While I’m not quite ready for botox, the other day I did find myself, for the first time in my life, staring at the aisle of overpriced wrinkle reduction creams and products designed to make you look youthful on my latest trip to the drugstore. Every skincare line offers some retinol product that promises “RESULTS.” After staring at the selection for a good half an hour, I went with a Neutrogena wrinkle cream product that set me back $23, more because I trust the brand (go marketing) than the label that said “100% of women noticed results in one week.”
From a personal finance perspective, this has me worried. Surely I can let my face age naturally, I can stay out of the sun from this point on (though the damage has, to a large extend, already been done) and just accept that I’m getting older… or, I can do what many other women do, and spend somewhere between too much and a ridiculous amount of money on attempting to look young forever.

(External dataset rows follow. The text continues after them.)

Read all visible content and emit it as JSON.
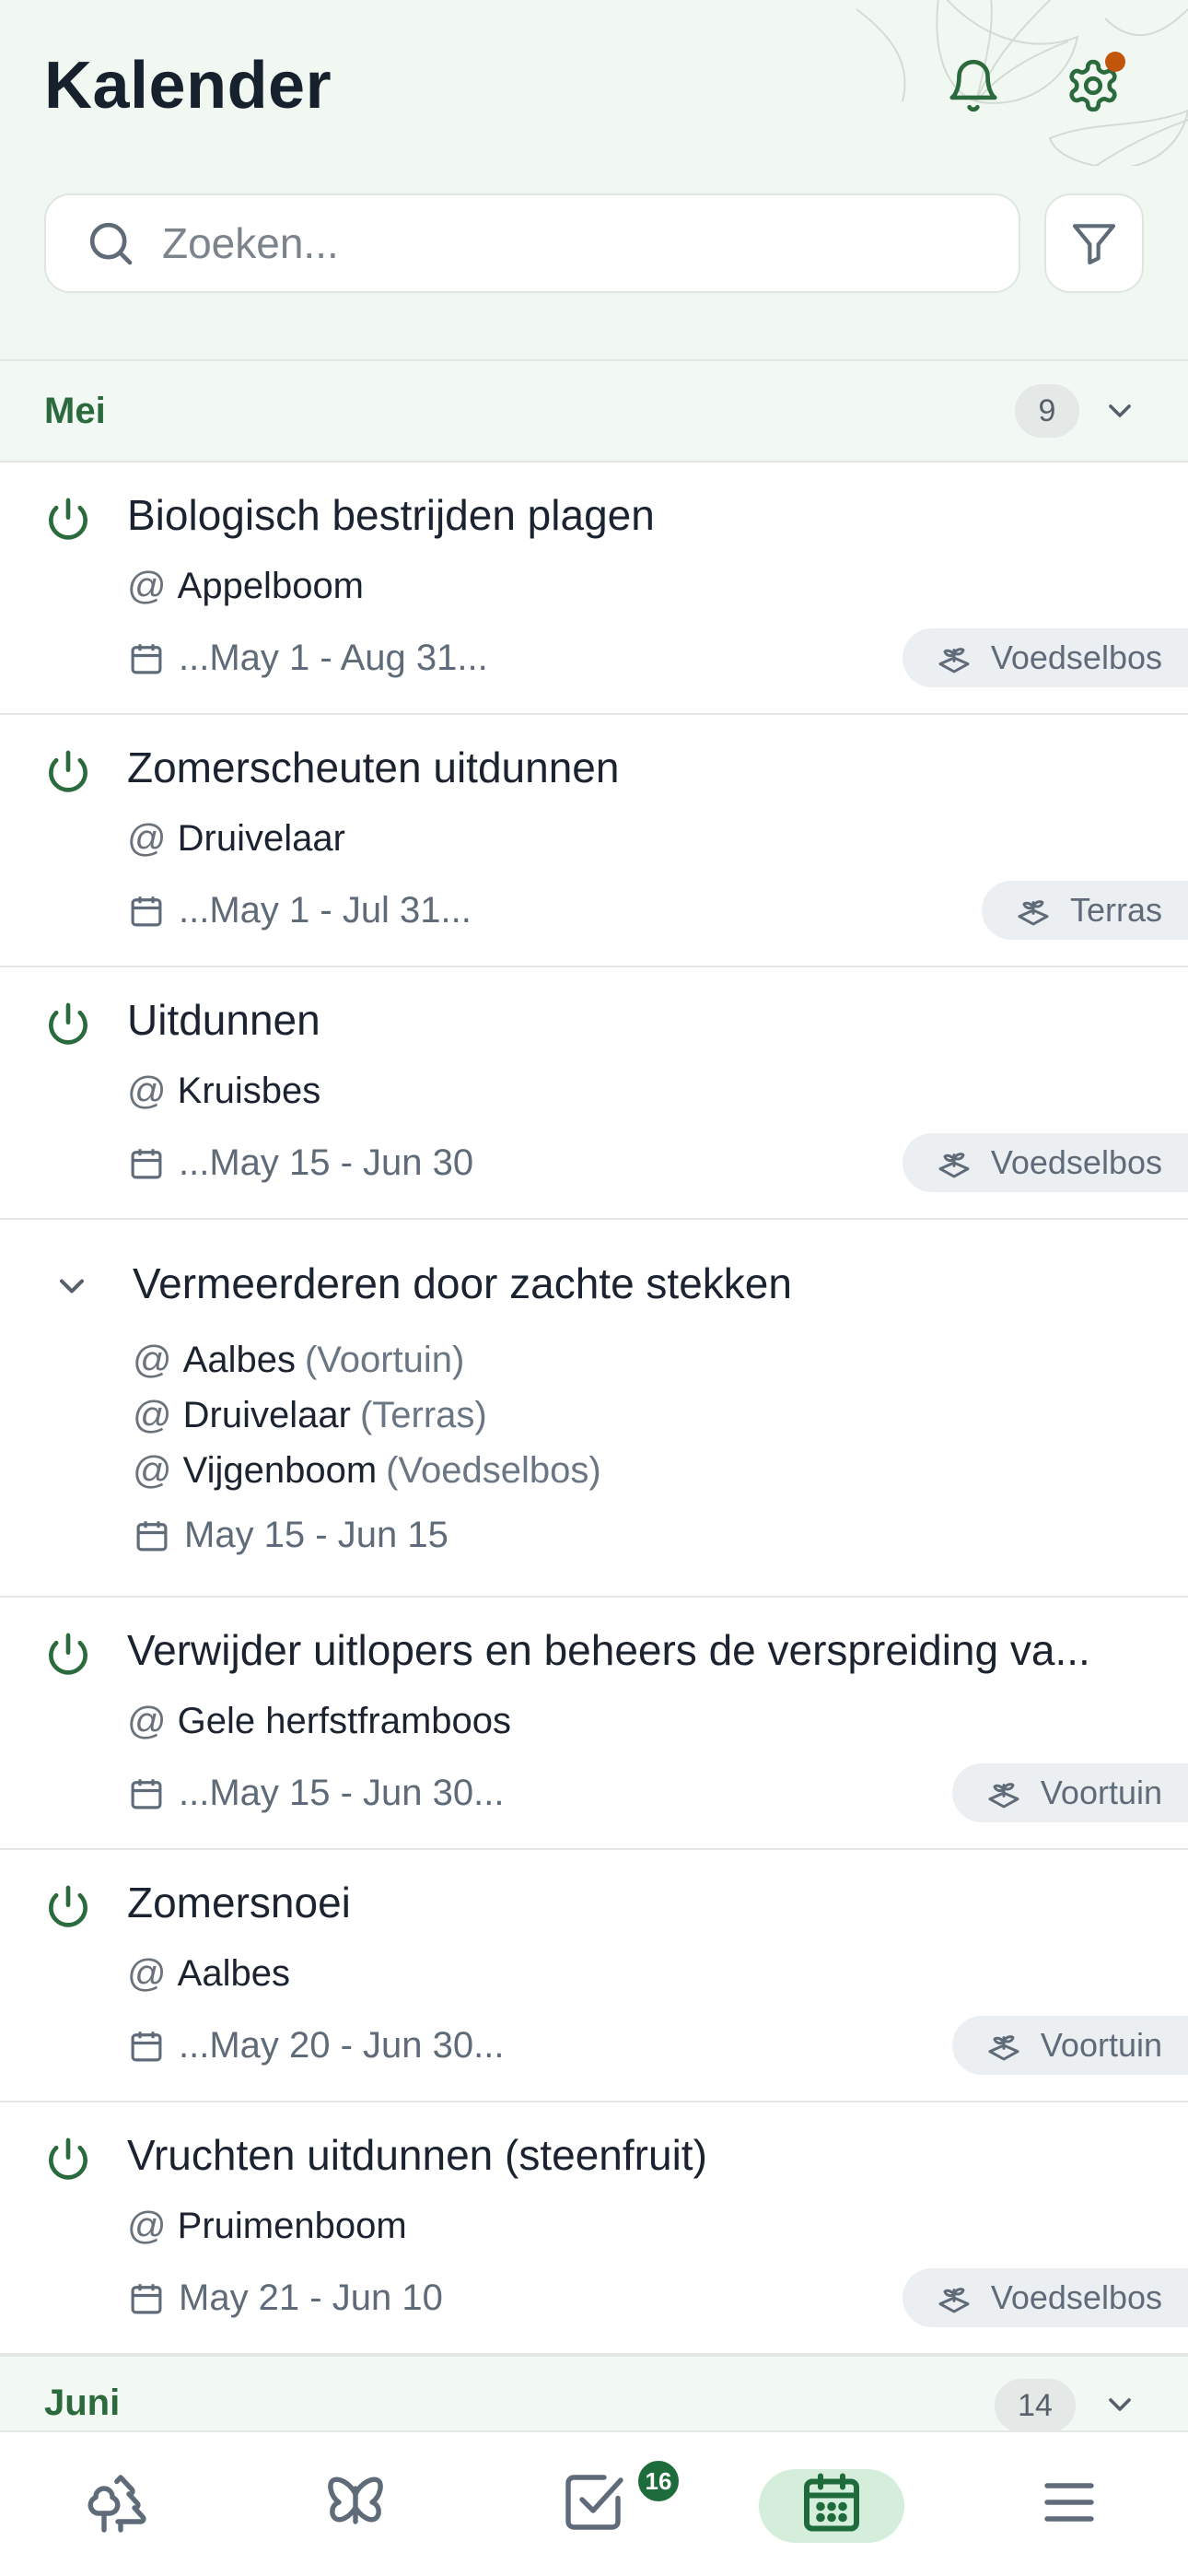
{
  "header": {
    "title": "Kalender",
    "notification_icon": "bell-icon",
    "settings_icon": "gear-icon",
    "settings_has_alert": true
  },
  "search": {
    "placeholder": "Zoeken...",
    "value": "",
    "filter_icon": "funnel-icon"
  },
  "colors": {
    "accent_green": "#2a6a3c",
    "header_bg": "#f1f8f2",
    "alert_orange": "#c2550c",
    "chip_bg": "#eceff1",
    "nav_active_bg": "#d4eedb"
  },
  "sections": [
    {
      "name": "Mei",
      "count": "9",
      "tasks": [
        {
          "title": "Biologisch bestrijden plagen",
          "plant": "Appelboom",
          "date": "...May 1 - Aug 31...",
          "location": "Voedselbos"
        },
        {
          "title": "Zomerscheuten uitdunnen",
          "plant": "Druivelaar",
          "date": "...May 1 - Jul 31...",
          "location": "Terras"
        },
        {
          "title": "Uitdunnen",
          "plant": "Kruisbes",
          "date": "...May 15 - Jun 30",
          "location": "Voedselbos"
        },
        {
          "title": "Vermeerderen door zachte stekken",
          "expanded": true,
          "plants": [
            {
              "name": "Aalbes",
              "location": "(Voortuin)"
            },
            {
              "name": "Druivelaar",
              "location": "(Terras)"
            },
            {
              "name": "Vijgenboom",
              "location": "(Voedselbos)"
            }
          ],
          "date": "May 15 - Jun 15"
        },
        {
          "title": "Verwijder uitlopers en beheers de verspreiding va...",
          "plant": "Gele herfstframboos",
          "date": "...May 15 - Jun 30...",
          "location": "Voortuin"
        },
        {
          "title": "Zomersnoei",
          "plant": "Aalbes",
          "date": "...May 20 - Jun 30...",
          "location": "Voortuin"
        },
        {
          "title": "Vruchten uitdunnen (steenfruit)",
          "plant": "Pruimenboom",
          "date": "May 21 - Jun 10",
          "location": "Voedselbos"
        }
      ]
    },
    {
      "name": "Juni",
      "count": "14"
    }
  ],
  "at_symbol": "@",
  "bottom_nav": {
    "items": [
      {
        "icon": "trees-icon",
        "active": false
      },
      {
        "icon": "butterfly-icon",
        "active": false
      },
      {
        "icon": "tasks-checkbox-icon",
        "active": false,
        "badge": "16"
      },
      {
        "icon": "calendar-icon",
        "active": true
      },
      {
        "icon": "menu-icon",
        "active": false
      }
    ]
  }
}
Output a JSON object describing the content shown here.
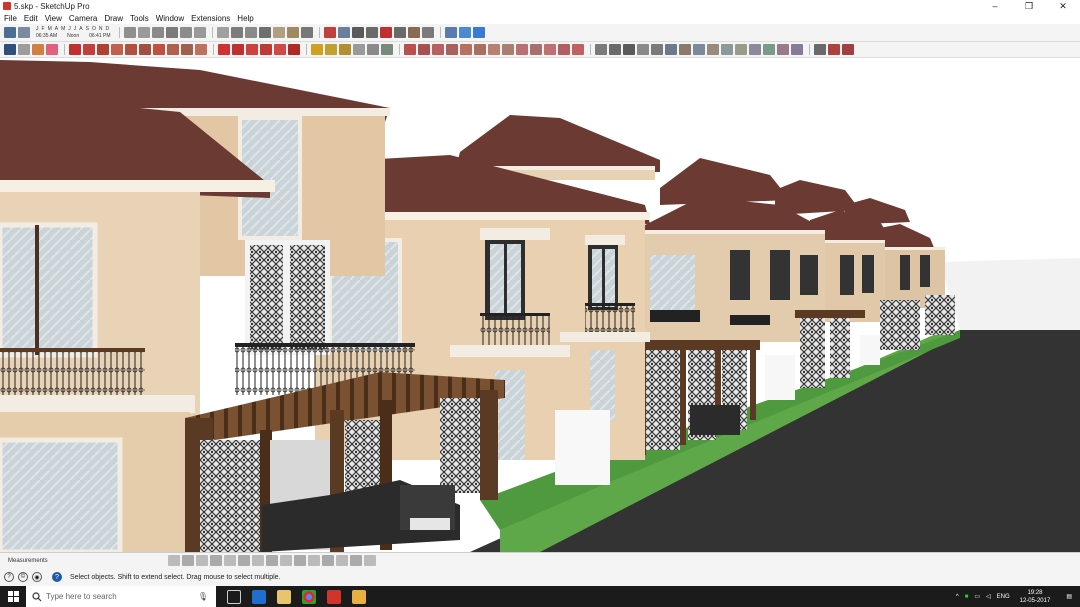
{
  "window": {
    "title": "5.skp - SketchUp Pro",
    "minimize": "–",
    "restore": "❐",
    "close": "✕"
  },
  "menu": [
    "File",
    "Edit",
    "View",
    "Camera",
    "Draw",
    "Tools",
    "Window",
    "Extensions",
    "Help"
  ],
  "shadows": {
    "months": [
      "J",
      "F",
      "M",
      "A",
      "M",
      "J",
      "J",
      "A",
      "S",
      "O",
      "N",
      "D"
    ],
    "time_start": "06:35 AM",
    "time_mid": "Noon",
    "time_end": "06:41 PM"
  },
  "measurements_label": "Measurements",
  "status_text": "Select objects. Shift to extend select. Drag mouse to select multiple.",
  "taskbar": {
    "search_placeholder": "Type here to search",
    "language": "ENG",
    "time": "19:28",
    "date": "12-05-2017"
  },
  "colors": {
    "sky": "#ffffff",
    "roof": "#6b3a33",
    "wall": "#e6cfb0",
    "road": "#323232",
    "grass": "#5fa84a",
    "wood": "#5a3a22"
  }
}
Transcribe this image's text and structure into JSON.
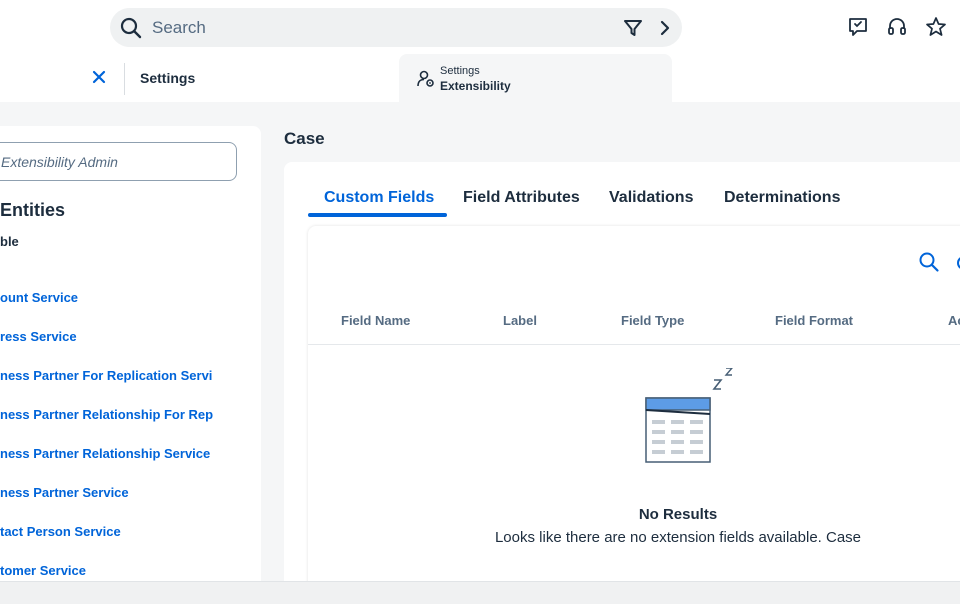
{
  "header": {
    "search_placeholder": "Search",
    "icons": [
      "search-icon",
      "filter-icon",
      "chevron-right-icon",
      "feedback-icon",
      "headset-icon",
      "star-icon"
    ]
  },
  "tabstrip": {
    "settings_label": "Settings",
    "active_tab": {
      "line1": "Settings",
      "line2": "Extensibility"
    }
  },
  "sidebar": {
    "input_value": "Extensibility Admin",
    "heading": "Entities",
    "subheading": "ble",
    "items": [
      "ount Service",
      "ress Service",
      "ness Partner For Replication Servi",
      "ness Partner Relationship For Rep",
      "ness Partner Relationship Service",
      "ness Partner Service",
      "tact Person Service",
      "tomer Service"
    ]
  },
  "main": {
    "title": "Case",
    "tabs": [
      "Custom Fields",
      "Field Attributes",
      "Validations",
      "Determinations"
    ],
    "active_tab_index": 0,
    "columns": [
      "Field Name",
      "Label",
      "Field Type",
      "Field Format",
      "Ac"
    ],
    "empty_title": "No Results",
    "empty_message": "Looks like there are no extension fields available. Case"
  },
  "colors": {
    "accent": "#0064d9",
    "text": "#1d2d3e",
    "muted": "#556b82",
    "background": "#f5f6f7"
  }
}
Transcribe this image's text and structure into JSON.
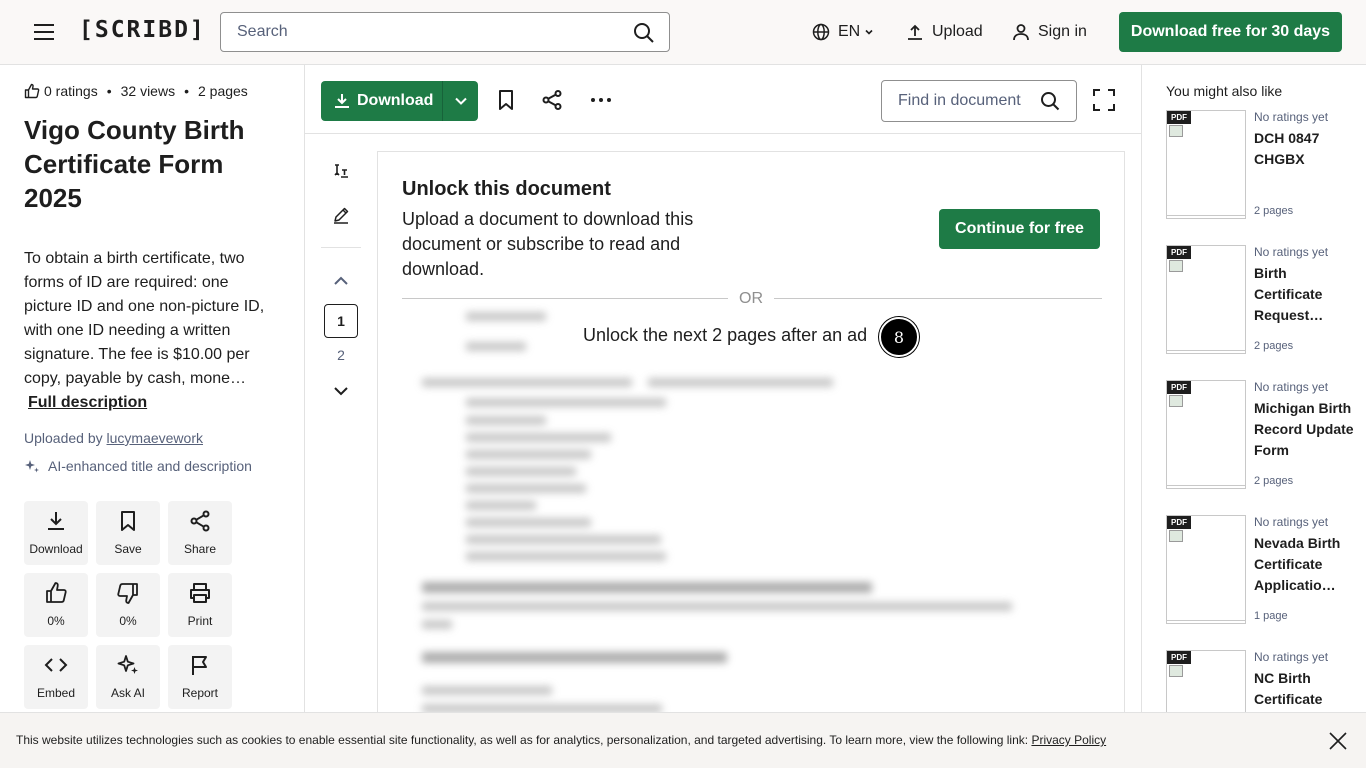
{
  "header": {
    "logo": "[SCRIBD]",
    "search_placeholder": "Search",
    "language": "EN",
    "upload": "Upload",
    "sign_in": "Sign in",
    "download_free": "Download free for 30 days"
  },
  "doc": {
    "ratings": "0 ratings",
    "views": "32 views",
    "pages": "2 pages",
    "title": "Vigo County Birth Certificate Form 2025",
    "description": "To obtain a birth certificate, two forms of ID are required: one picture ID and one non-picture ID, with one ID needing a written signature. The fee is $10.00 per copy, payable by cash, mone…",
    "full_description": "Full description",
    "uploaded_by_prefix": "Uploaded by",
    "uploader": "lucymaevework",
    "ai_note": "AI-enhanced title and description"
  },
  "actions": [
    {
      "label": "Download",
      "icon": "download-icon"
    },
    {
      "label": "Save",
      "icon": "bookmark-icon"
    },
    {
      "label": "Share",
      "icon": "share-icon"
    },
    {
      "label": "0%",
      "icon": "thumbs-up-icon"
    },
    {
      "label": "0%",
      "icon": "thumbs-down-icon"
    },
    {
      "label": "Print",
      "icon": "print-icon"
    },
    {
      "label": "Embed",
      "icon": "embed-icon"
    },
    {
      "label": "Ask AI",
      "icon": "sparkle-icon"
    },
    {
      "label": "Report",
      "icon": "flag-icon"
    }
  ],
  "toolbar": {
    "download": "Download",
    "find_placeholder": "Find in document"
  },
  "pager": {
    "current": "1",
    "next": "2"
  },
  "unlock": {
    "heading": "Unlock this document",
    "body": "Upload a document to download this document or subscribe to read and download.",
    "continue": "Continue for free",
    "or": "OR",
    "ad_text": "Unlock the next 2 pages after an ad",
    "timer": "8"
  },
  "rail": {
    "heading": "You might also like",
    "cards": [
      {
        "badge": "PDF",
        "rating": "No ratings yet",
        "title": "DCH 0847 CHGBX",
        "pages": "2 pages"
      },
      {
        "badge": "PDF",
        "rating": "No ratings yet",
        "title": "Birth Certificate Request…",
        "pages": "2 pages"
      },
      {
        "badge": "PDF",
        "rating": "No ratings yet",
        "title": "Michigan Birth Record Update Form",
        "pages": "2 pages"
      },
      {
        "badge": "PDF",
        "rating": "No ratings yet",
        "title": "Nevada Birth Certificate Applicatio…",
        "pages": "1 page"
      },
      {
        "badge": "PDF",
        "rating": "No ratings yet",
        "title": "NC Birth Certificate",
        "pages": ""
      }
    ]
  },
  "cookie": {
    "text": "This website utilizes technologies such as cookies to enable essential site functionality, as well as for analytics, personalization, and targeted advertising. To learn more, view the following link:",
    "link": "Privacy Policy"
  },
  "colors": {
    "brand_green": "#1e7b46",
    "header_bg": "#faf8f7"
  }
}
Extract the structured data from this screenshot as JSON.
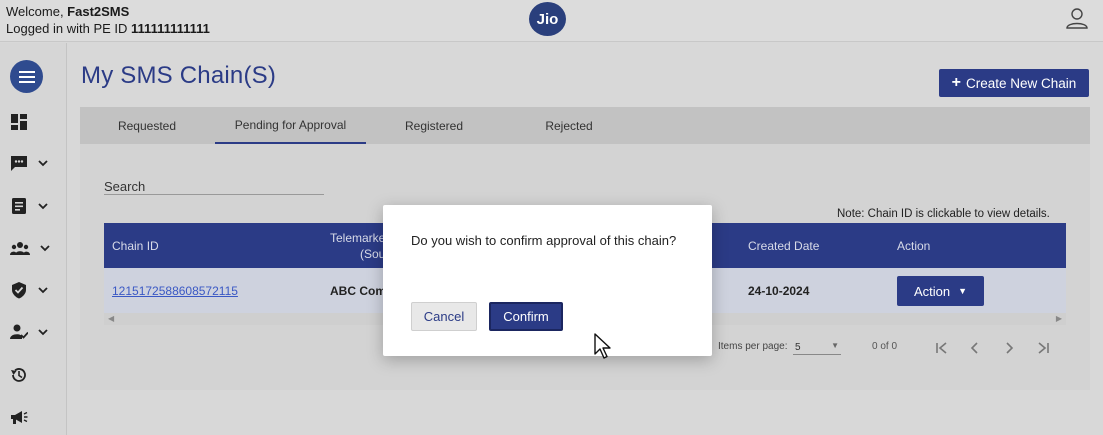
{
  "header": {
    "welcome_prefix": "Welcome, ",
    "welcome_name": "Fast2SMS",
    "login_prefix": "Logged in with PE ID ",
    "pe_id": "111111111111",
    "logo_text": "Jio",
    "user_icon": "user-icon"
  },
  "sidebar": {
    "menu_icon": "hamburger-icon",
    "items": [
      {
        "icon": "dashboard-icon",
        "has_chevron": false
      },
      {
        "icon": "chat-icon",
        "has_chevron": true
      },
      {
        "icon": "document-icon",
        "has_chevron": true
      },
      {
        "icon": "group-icon",
        "has_chevron": true
      },
      {
        "icon": "shield-check-icon",
        "has_chevron": true
      },
      {
        "icon": "user-check-icon",
        "has_chevron": true
      },
      {
        "icon": "history-icon",
        "has_chevron": false
      },
      {
        "icon": "megaphone-icon",
        "has_chevron": false
      }
    ]
  },
  "main": {
    "title": "My SMS Chain(S)",
    "create_button": "Create New Chain",
    "tabs": [
      {
        "label": "Requested",
        "active": false
      },
      {
        "label": "Pending for Approval",
        "active": true
      },
      {
        "label": "Registered",
        "active": false
      },
      {
        "label": "Rejected",
        "active": false
      }
    ],
    "search_label": "Search",
    "note": "Note: Chain ID is clickable to view details.",
    "table": {
      "headers": [
        "Chain ID",
        "Telemarke",
        "(Sou",
        "Created Date",
        "Action"
      ],
      "rows": [
        {
          "chain_id": "1215172588608572115",
          "telemarketer": "ABC Com",
          "created_date": "24-10-2024",
          "action": "Action"
        }
      ]
    },
    "pager": {
      "items_per_page_label": "Items per page:",
      "items_per_page": "5",
      "range": "0 of 0"
    }
  },
  "modal": {
    "message": "Do you wish to confirm approval of this chain?",
    "cancel": "Cancel",
    "confirm": "Confirm"
  },
  "colors": {
    "primary": "#2b3b86",
    "link": "#3a58c4",
    "overlay_bg": "#d8d8d8"
  }
}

My mother, who is in her late 50s, complains how she doesn’t have the money to spend on Botox… $600+ for a few small areas, twice a year, but she still spends (likely) nearly that much in various creams and sessions with her dermatologist, even without the overpriced muscle-freezing injections. Damn, it’s expensive being a woman. It seems the options are to either marry rich and look young forever, or just accept that one day you will look in the mirror, and you will have to look a lot deeper into your eyes to see any evidence the girl you once were.